Getting started with vector search in Azure Cognitive Search

Using Azure Cognitive Search for vector queries is straightforward. Start by creating resources for Azure OpenAI and Cognitive Search in the same region. This will allow you to load your search index with embeddings with minimal latency. You’ll need to make calls to both the Azure OpenAI APIs and the Cognitive Search APIs to load the index, so it’s a good idea to ensure that your code can respond to any possible rate limits in the service, by adding code that manages retries for you. As you’re working with service APIs, you should be using asynchronous calls both to generate embeddings and load the index.

Vectors are stored as vector fields in a search index, where vectors are floating point numbers that have dimensions. The vectors are mapped by a Hierarchical Navigable Small World proximity graph, which sorts vectors into neighborhoods of similar vectors, speeding up the actual process of searching the vector index.

Once you have defined the index schema for your vector search you can load the data into your Cognitive Search index. It’s important to note that your data could have more than one vector associated with it. For example, if you’re using Cognitive Search to host corporate documents you might have separate vectors for key document metadata terms as well as for the document content. Your data set must be stored as JSON documents, which should simplify using results to assemble prompt context.

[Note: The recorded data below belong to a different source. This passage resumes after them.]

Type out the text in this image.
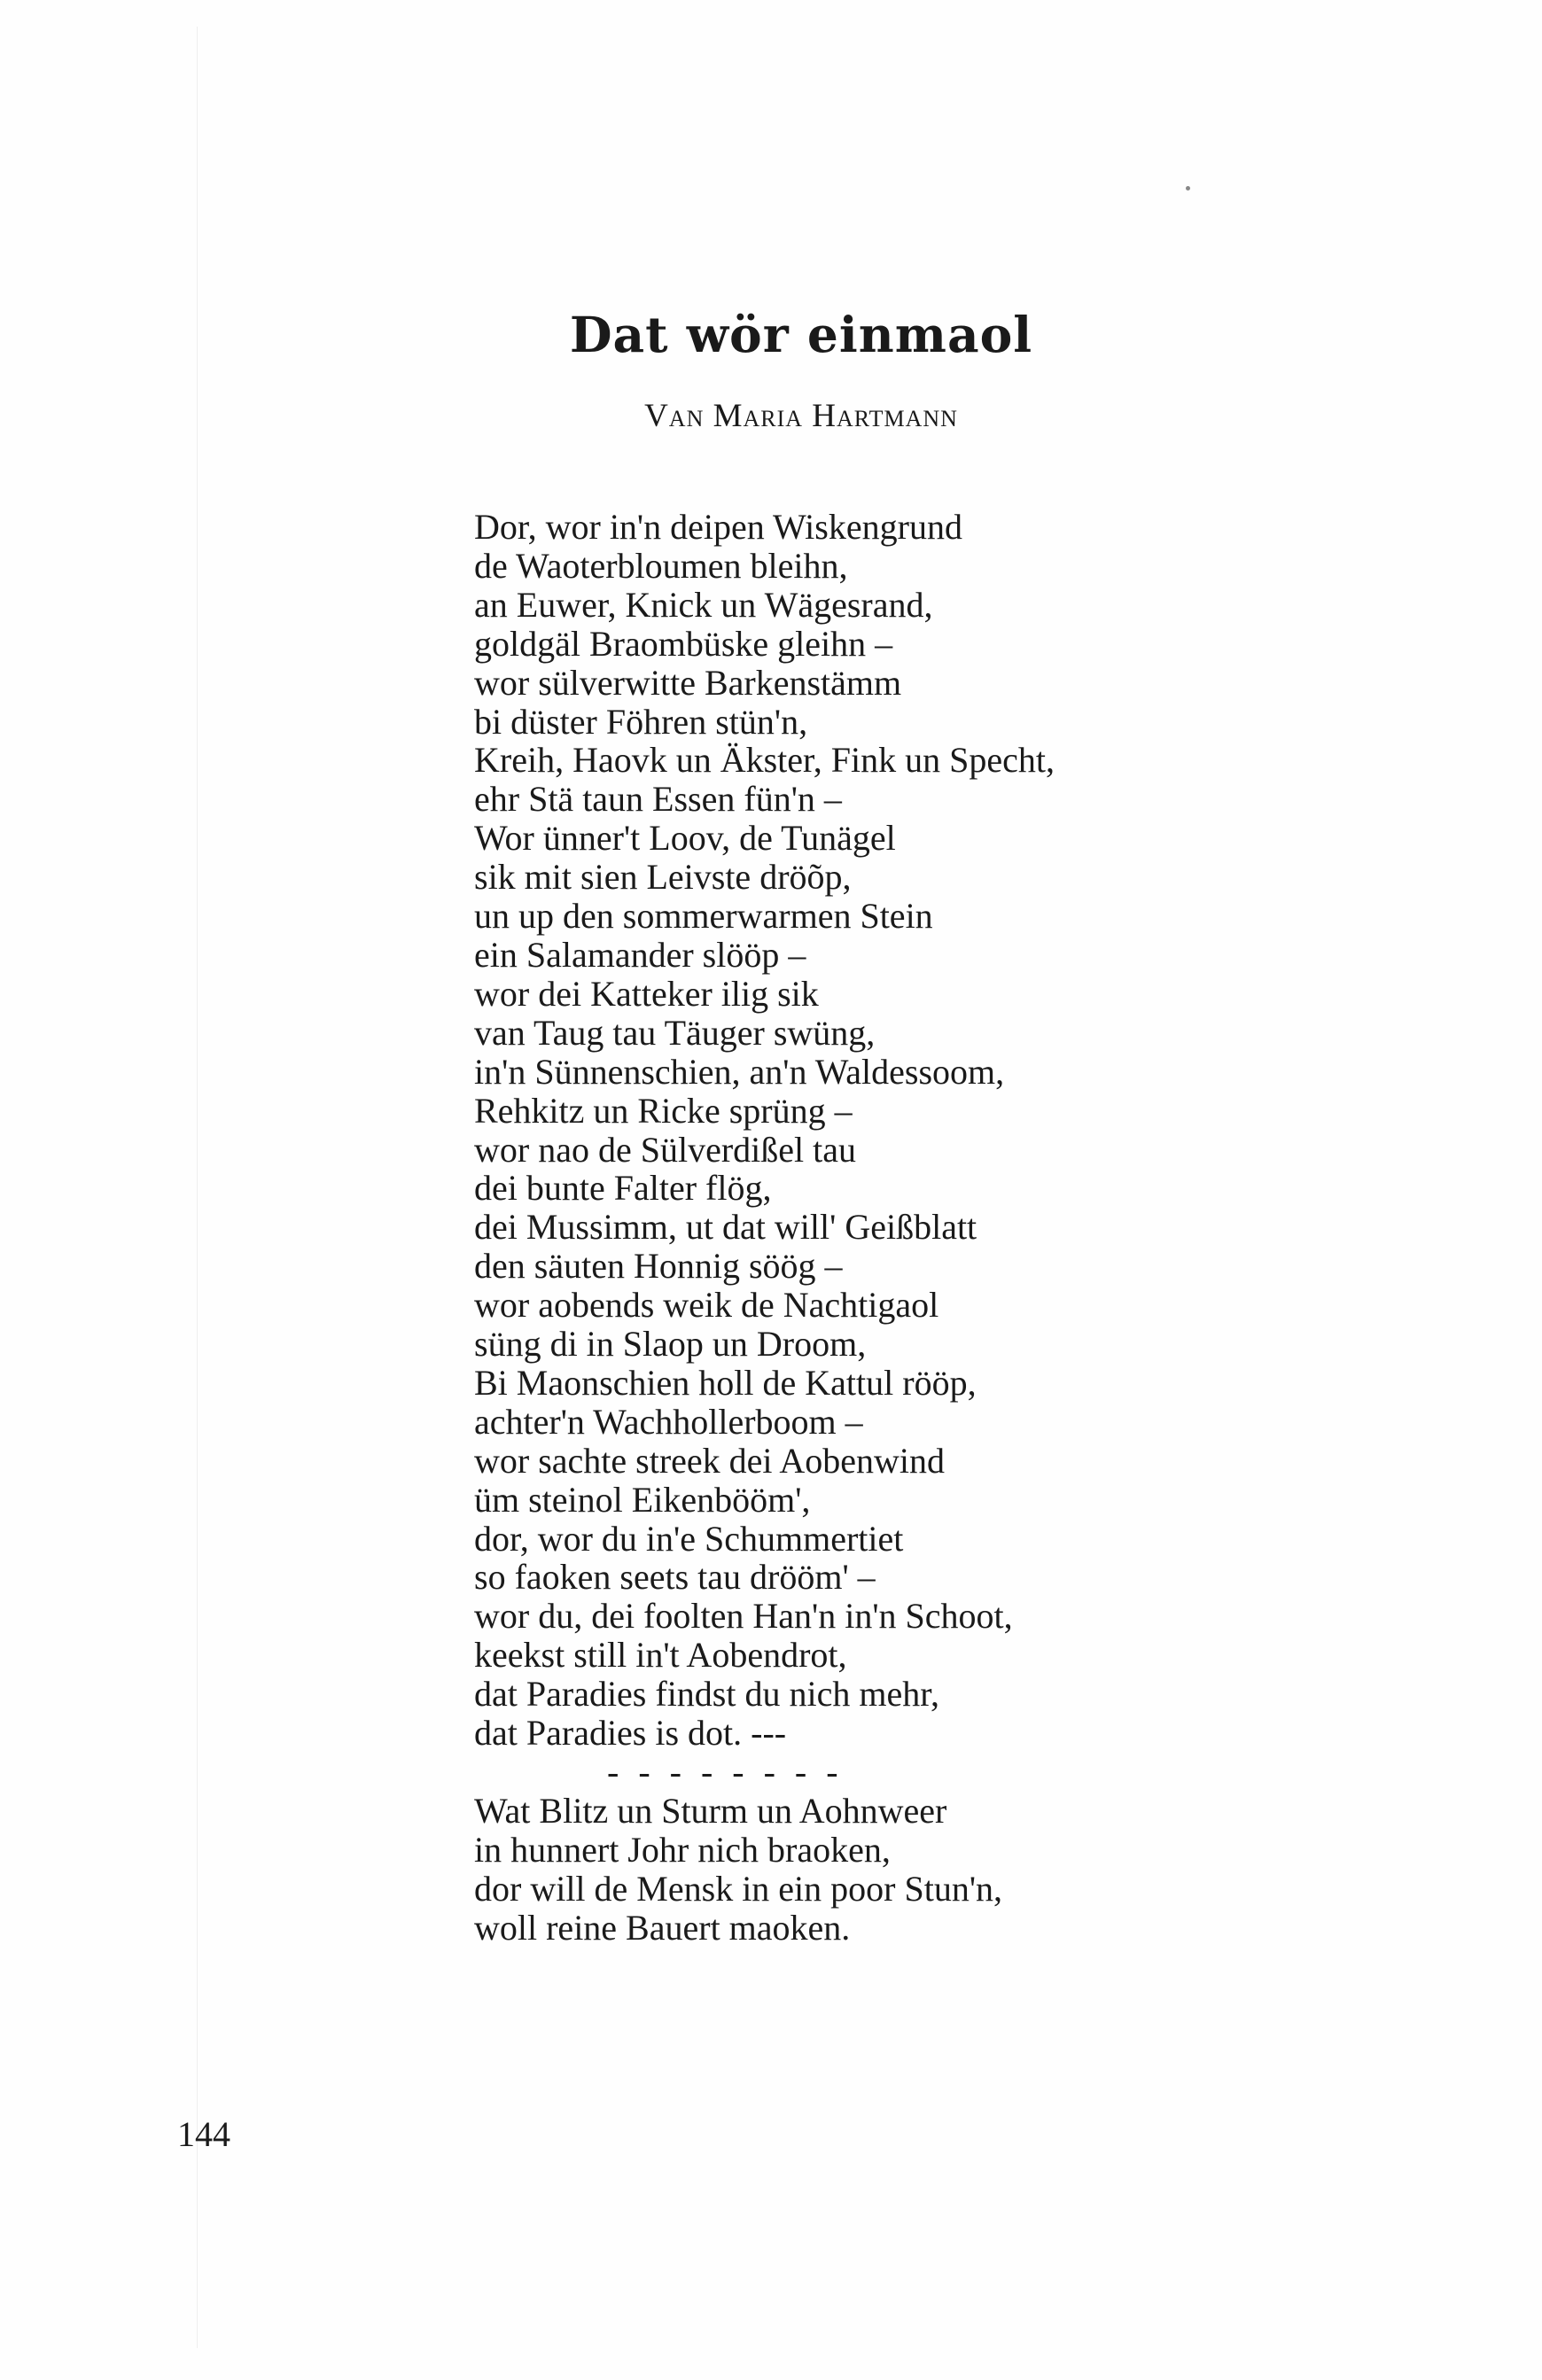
Dat wör einmaol

Van Maria Hartmann

Dor, wor in'n deipen Wiskengrund
de Waoterbloumen bleihn,
an Euwer, Knick un Wägesrand,
goldgäl Braombüske gleihn –
wor sülverwitte Barkenstämm
bi düster Föhren stün'n,
Kreih, Haovk un Äkster, Fink un Specht,
ehr Stä taun Essen fün'n –
Wor ünner't Loov, de Tunägel
sik mit sien Leivste dröõp,
un up den sommerwarmen Stein
ein Salamander slööp –
wor dei Katteker ilig sik
van Taug tau Täuger swüng,
in'n Sünnenschien, an'n Waldessoom,
Rehkitz un Ricke sprüng –
wor nao de Sülverdißel tau
dei bunte Falter flög,
dei Mussimm, ut dat will' Geißblatt
den säuten Honnig söög –
wor aobends weik de Nachtigaol
süng di in Slaop un Droom,
Bi Maonschien holl de Kattul rööp,
achter'n Wachhollerboom –
wor sachte streek dei Aobenwind
üm steinol Eikenbööm',
dor, wor du in'e Schummertiet
so faoken seets tau drööm' –
wor du, dei foolten Han'n in'n Schoot,
keekst still in't Aobendrot,
dat Paradies findst du nich mehr,
dat Paradies is dot. ---
- - - - - - - -
Wat Blitz un Sturm un Aohnweer
in hunnert Johr nich braoken,
dor will de Mensk in ein poor Stun'n,
woll reine Bauert maoken.
144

The index doesn’t need to contain your source documents, as it supports working with most common Azure storage options.

Running a query requires first making a call to your chosen embedding model with the body of your query. This returns a multi-dimensional vector you can use to search your chosen index. When calling the vector search APIs, indicate your target vector index, the number of matches you require, and the related text fields in the index. It’s useful to choose an appropriate similarity metric for your query, with a cosine metric most commonly used.

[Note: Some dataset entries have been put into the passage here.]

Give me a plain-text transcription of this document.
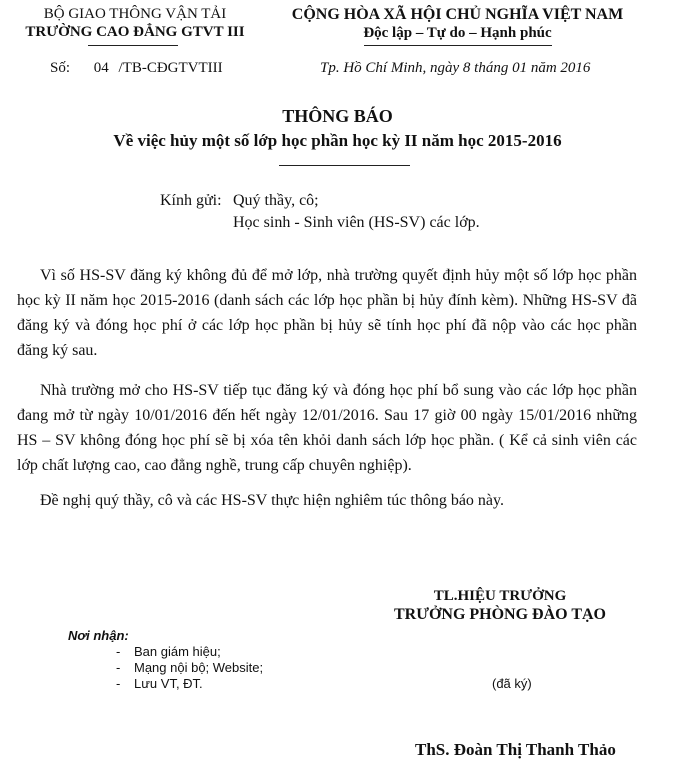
BỘ GIAO THÔNG VẬN TẢI
TRƯỜNG CAO ĐẲNG GTVT III
Số: 04 /TB-CĐGTVTIII
CỘNG HÒA XÃ HỘI CHỦ NGHĨA VIỆT NAM
Độc lập – Tự do – Hạnh phúc
Tp. Hồ Chí Minh, ngày 8 tháng 01 năm 2016
THÔNG BÁO
Về việc hủy một số lớp học phần học kỳ II năm học 2015-2016
Kính gửi: Quý thầy, cô;
Học sinh - Sinh viên (HS-SV) các lớp.
Vì số HS-SV đăng ký không đủ để mở lớp, nhà trường quyết định hủy một số lớp học phần học kỳ II năm học 2015-2016 (danh sách các lớp học phần bị hủy đính kèm). Những HS-SV đã đăng ký và đóng học phí ở các lớp học phần bị hủy sẽ tính học phí đã nộp vào các học phần đăng ký sau.
Nhà trường mở cho HS-SV tiếp tục đăng ký và đóng học phí bổ sung vào các lớp học phần đang mở từ ngày 10/01/2016 đến hết ngày 12/01/2016. Sau 17 giờ 00 ngày 15/01/2016 những HS – SV không đóng học phí sẽ bị xóa tên khỏi danh sách lớp học phần. ( Kể cả sinh viên các lớp chất lượng cao, cao đẳng nghề, trung cấp chuyên nghiệp).
Đề nghị quý thầy, cô và các HS-SV thực hiện nghiêm túc thông báo này.
TL.HIỆU TRƯỞNG
TRƯỞNG PHÒNG ĐÀO TẠO
(đã ký)
ThS. Đoàn Thị Thanh Thảo
Nơi nhận:
- Ban giám hiệu;
- Mạng nội bộ; Website;
- Lưu VT, ĐT.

Going beyond simple text vectors

There’s much more to Azure Cognitive Search’s vector capabilities than simply matching text. Cognitive search is able to work with multilingual embeddings to support searches across documents in many languages. You can use more complex APIs too. For example, you could mix in the Bing semantic search tools in a hybrid search that can provide more accurate results, improving the quality of the output from your LLM-powered application.

Microsoft is quickly productizing the tools and techniques it used to build its own GPT-4-powered Bing search engine and its various Copilots. Orchestration engines like Semantic Kernel and Azure AI Studio’s prompt flow are at the heart of Microsoft’s approach to using large language models. Now that those foundations have been laid, we’re seeing the company roll out more of the requisite supporting technologies. Vector search and a vector index are key to delivering accurate responses. By building on familiar tooling to deliver these, Microsoft will help keep our costs and our learning curves to a minimum.